Delegate Training Ground
DevShares provides a training ground for new delegates who may one day hope to get elected on the BitShares network. Most delegates on the BitShares network should be expected to also host at least one node on the test network.
All delegates can then test and debug their upgrade process on the DevShares network and help find and report issues. If delegates are experimenting with automated fail overs or other infrastructure they will want to make sure it doesn’t inadvertently harm the network.
The DevShares network will have lower value and thus will pay delegates 500 DVS (vs 50 BTS) per block which will result in a much higher initial dilution (up to 60% per year). This pay will help compensate delegates that participate in testing and generate some spare DVS that they can distribute to those who need it.
We would like the DevShares network to be a place for the community to drive adoption and marketing. Give away threads, free samples, etc. open the door for our community to try out new systems without risking the BitShares network directly. The core developers will be looking to the community to help test every version, to practice their trading skills, and otherwise use the network.
We will probably offer bounties for bugs found on the DevShares network and this will help everyone.
BitShares grows Up
DevShares is the first step toward BitShares growing up to act like a mature production ready environment that people can trust. The very existence of DevShares and the public testing that it represents will help the market gain confidence in upgrading the BitShares network.
The network will be initially allocated as 2 billion shares divided equally among AGS, PTS, and BTS holders as of the December 14th snapshot date. An additional 50 million vesting shares will be allocated the same was as the 500 million vesting shares in BTS. These vesting shares are there so that we can throughly test all operations that deal with vesting balances.
Update 1/7/2015: We have relaunched DevShares with a new allocation.
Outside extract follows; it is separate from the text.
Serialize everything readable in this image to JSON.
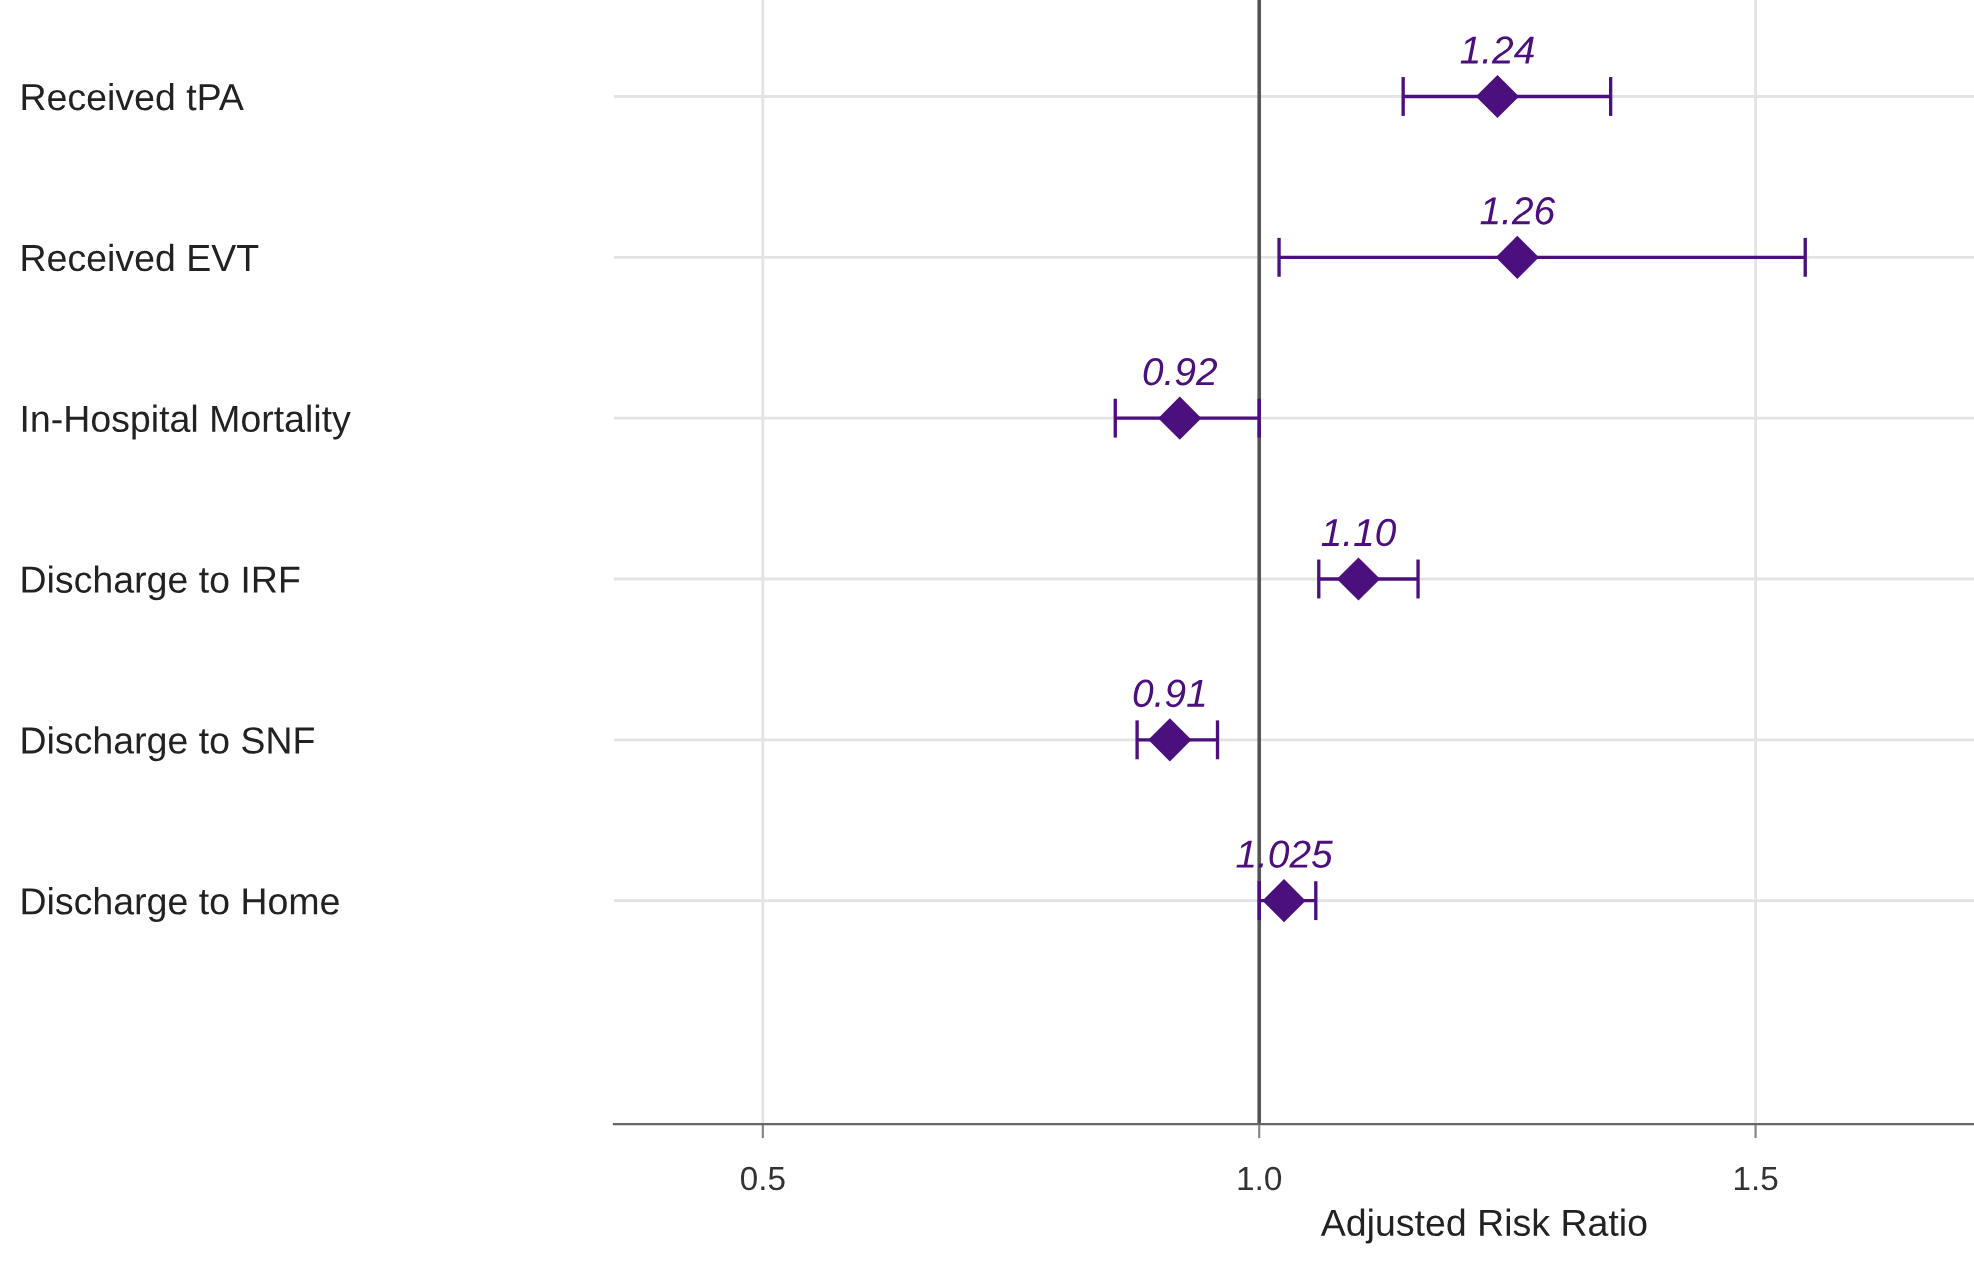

Please see my post titled DevShares Reloaded for more information.
DevShares will undoubtedly be listed on exchanges and many gateways will probably pop up to support the network. It is important that everyone who is participating in the DevShares network understands that all user issued assets on the DevShares network should be “contract free” and if a bug happens to result in a massive loss to the issuer, the issuer is free to take what ever action they deem appropriate to make people whole (or not). Any gains or losses as a result of a bug on the DevShares network are part of the system and no one shall be held responsible for any losses. No one can execute a scam on the DevShares network because all such scams are deemed to be legitimate voluntary choices in a contract free world.
It is important that you have your expectations set right here. Exchanges may freely walk away with your DevShares deposits without any moral issues. When you transfer your funds to the exchange they become the exchanges and are not an IOU. If an exchange loses your transaction or suffers a loss due to a bug or double spend then that is just your luck. It is a development network and all operations and transactions are inherently a gamble.
I feel this kind of disclaimer is necessary to encourage exchanges to participate in our development network without fear of any liability. Some people will have a hard time managing their expectations, but it will be up to the community to remind them of the social consensus on the DevShares chain that there are no scams, “theft” is legitimate, and trust is a gamble.
The DevShares network will launch this week and we will start using it for all proposed upgrades to the BitShares network. If you would like to experiment with our latest beta features then DevShares is the place to be.